Faz algum tempo desde a minha última carta, tem sido tempos difíceis o senhor não acreditaria mesmo se eu contasse, tudo tem acontecido tão rápido, eu mal consigo entender a velocidade e intensidade disso tudo. Ao mesmo tempo em que me sinto completamente bem e leve, me sinto mal e pesado. É como o senhor sempre previu, minha bipolaridade ataca novamente, mesmo eu tendo deixado as drogas, ou melhor, os seus remédios para trás.

Me sinto muito perdido as vezes, como se tudo que eu buscasse fosse estupidez, o Senhor seria capaz de me compreender? As vezes sinto essa estranha vontade de correr até dar a volta ao globo, completamente, como se fosse possível a um mortal como eu. Entretanto existem momentos em que eu gostaria de sentar e observar o sol, a luz e calor que ele nos fornece, é realmente inacreditável toda essa minha plenitude as vezes.

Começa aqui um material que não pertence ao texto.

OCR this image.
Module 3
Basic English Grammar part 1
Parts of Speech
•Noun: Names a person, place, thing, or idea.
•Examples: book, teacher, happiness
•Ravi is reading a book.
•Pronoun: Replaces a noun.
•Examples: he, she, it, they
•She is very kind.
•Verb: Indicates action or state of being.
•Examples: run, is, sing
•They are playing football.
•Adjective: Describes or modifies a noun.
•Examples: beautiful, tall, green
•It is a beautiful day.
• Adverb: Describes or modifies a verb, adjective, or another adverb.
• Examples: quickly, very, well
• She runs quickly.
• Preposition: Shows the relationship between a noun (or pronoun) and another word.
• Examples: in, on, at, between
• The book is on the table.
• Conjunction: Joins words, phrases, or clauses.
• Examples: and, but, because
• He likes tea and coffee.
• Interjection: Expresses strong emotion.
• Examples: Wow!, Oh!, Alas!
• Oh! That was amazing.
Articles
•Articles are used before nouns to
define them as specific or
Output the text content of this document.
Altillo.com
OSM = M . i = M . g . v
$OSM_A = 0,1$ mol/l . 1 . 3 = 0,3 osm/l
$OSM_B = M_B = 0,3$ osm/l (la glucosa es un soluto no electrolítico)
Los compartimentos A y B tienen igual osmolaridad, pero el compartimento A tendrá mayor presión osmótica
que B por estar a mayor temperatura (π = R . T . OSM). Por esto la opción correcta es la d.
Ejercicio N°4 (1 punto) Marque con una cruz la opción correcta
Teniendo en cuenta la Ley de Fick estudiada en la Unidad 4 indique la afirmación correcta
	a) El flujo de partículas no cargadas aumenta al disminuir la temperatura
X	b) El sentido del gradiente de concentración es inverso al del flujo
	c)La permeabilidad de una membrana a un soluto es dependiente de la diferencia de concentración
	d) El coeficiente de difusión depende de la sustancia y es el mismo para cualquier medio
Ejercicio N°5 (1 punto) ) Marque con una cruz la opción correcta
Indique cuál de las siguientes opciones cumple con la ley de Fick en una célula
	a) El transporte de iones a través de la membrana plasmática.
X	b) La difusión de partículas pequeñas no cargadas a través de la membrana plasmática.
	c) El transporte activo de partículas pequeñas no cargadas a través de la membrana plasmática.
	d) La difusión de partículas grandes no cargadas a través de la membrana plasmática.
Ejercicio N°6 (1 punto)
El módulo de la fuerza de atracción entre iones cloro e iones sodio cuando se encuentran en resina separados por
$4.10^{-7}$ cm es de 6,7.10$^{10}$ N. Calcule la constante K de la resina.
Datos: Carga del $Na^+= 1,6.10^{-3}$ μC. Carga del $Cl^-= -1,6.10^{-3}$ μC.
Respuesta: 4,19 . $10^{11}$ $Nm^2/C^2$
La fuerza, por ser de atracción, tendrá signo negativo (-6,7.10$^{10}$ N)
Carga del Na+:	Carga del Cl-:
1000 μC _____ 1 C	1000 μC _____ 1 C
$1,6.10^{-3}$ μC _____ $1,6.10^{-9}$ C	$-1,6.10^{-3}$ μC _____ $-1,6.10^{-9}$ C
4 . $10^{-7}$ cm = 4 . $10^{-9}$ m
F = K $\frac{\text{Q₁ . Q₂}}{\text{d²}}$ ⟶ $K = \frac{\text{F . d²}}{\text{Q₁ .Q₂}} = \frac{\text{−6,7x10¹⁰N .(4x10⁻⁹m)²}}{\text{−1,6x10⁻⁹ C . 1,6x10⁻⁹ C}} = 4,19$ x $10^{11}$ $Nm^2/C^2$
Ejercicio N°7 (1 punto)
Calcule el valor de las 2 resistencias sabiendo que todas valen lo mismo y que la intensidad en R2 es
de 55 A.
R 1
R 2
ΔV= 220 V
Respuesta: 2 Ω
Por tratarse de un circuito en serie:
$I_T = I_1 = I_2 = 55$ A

Eu gostaria de entender sobre tudo isso, considerei de verdade estudar os seus ensinamentos e até ingressar numa faculdade de psicologia, mas lá não seria um bom lugar para mim, seria bem como o senhor sempre me dizia eu viraria apenas uma cobaia dos meus companheiros. Sou um baú cheio, e repleto, de traumas e sentimentos. Ora ou outra algum pula pra fora, como de costume.

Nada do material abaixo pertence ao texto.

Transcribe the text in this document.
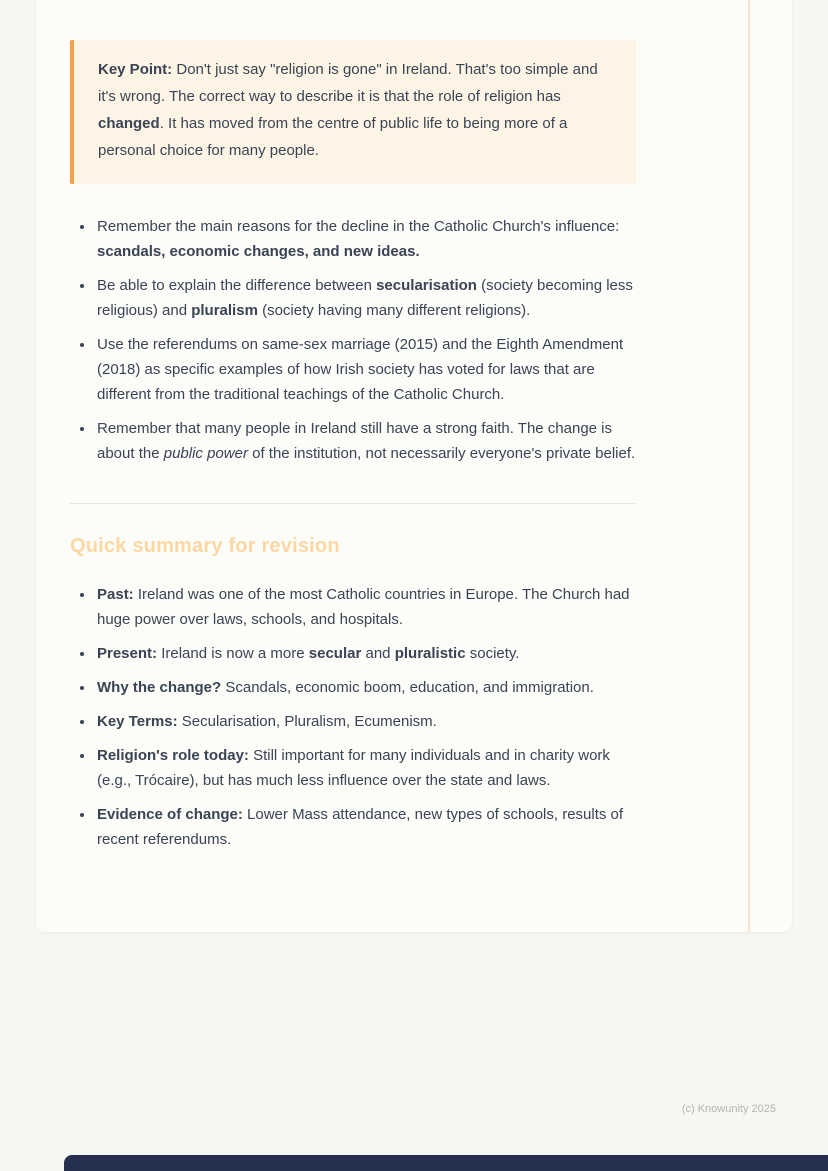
Key Point: Don't just say "religion is gone" in Ireland. That's too simple and it's wrong. The correct way to describe it is that the role of religion has changed. It has moved from the centre of public life to being more of a personal choice for many people.

• Remember the main reasons for the decline in the Catholic Church's influence: scandals, economic changes, and new ideas.
• Be able to explain the difference between secularisation (society becoming less religious) and pluralism (society having many different religions).
• Use the referendums on same-sex marriage (2015) and the Eighth Amendment (2018) as specific examples of how Irish society has voted for laws that are different from the traditional teachings of the Catholic Church.
• Remember that many people in Ireland still have a strong faith. The change is about the public power of the institution, not necessarily everyone's private belief.
Quick summary for revision
• Past: Ireland was one of the most Catholic countries in Europe. The Church had huge power over laws, schools, and hospitals.
• Present: Ireland is now a more secular and pluralistic society.
• Why the change? Scandals, economic boom, education, and immigration.
• Key Terms: Secularisation, Pluralism, Ecumenism.
• Religion's role today: Still important for many individuals and in charity work (e.g., Trócaire), but has much less influence over the state and laws.
• Evidence of change: Lower Mass attendance, new types of schools, results of recent referendums.
(c) Knowunity 2025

Meu sorriso, de tão forçado começou a desgastar Doutor. Eu gostaria de encontrar novamente aquele elixir, maligno, do amor para estampar um sorriso real no meu rosto, mesmo que por pouco tempo. Eu andei procurando, ah como andei. Devo ter conhecido ao longo desses últimos cinqüenta dias cerca de mi corações, alguns intactos e outros tão despedaçados quanto o meu. Alguns enormes, outros tão pequenos que o Senhor necessitaria colocar seus óculos. Foram pessoas de mais, ou pessoas de menos? Nunca saberei.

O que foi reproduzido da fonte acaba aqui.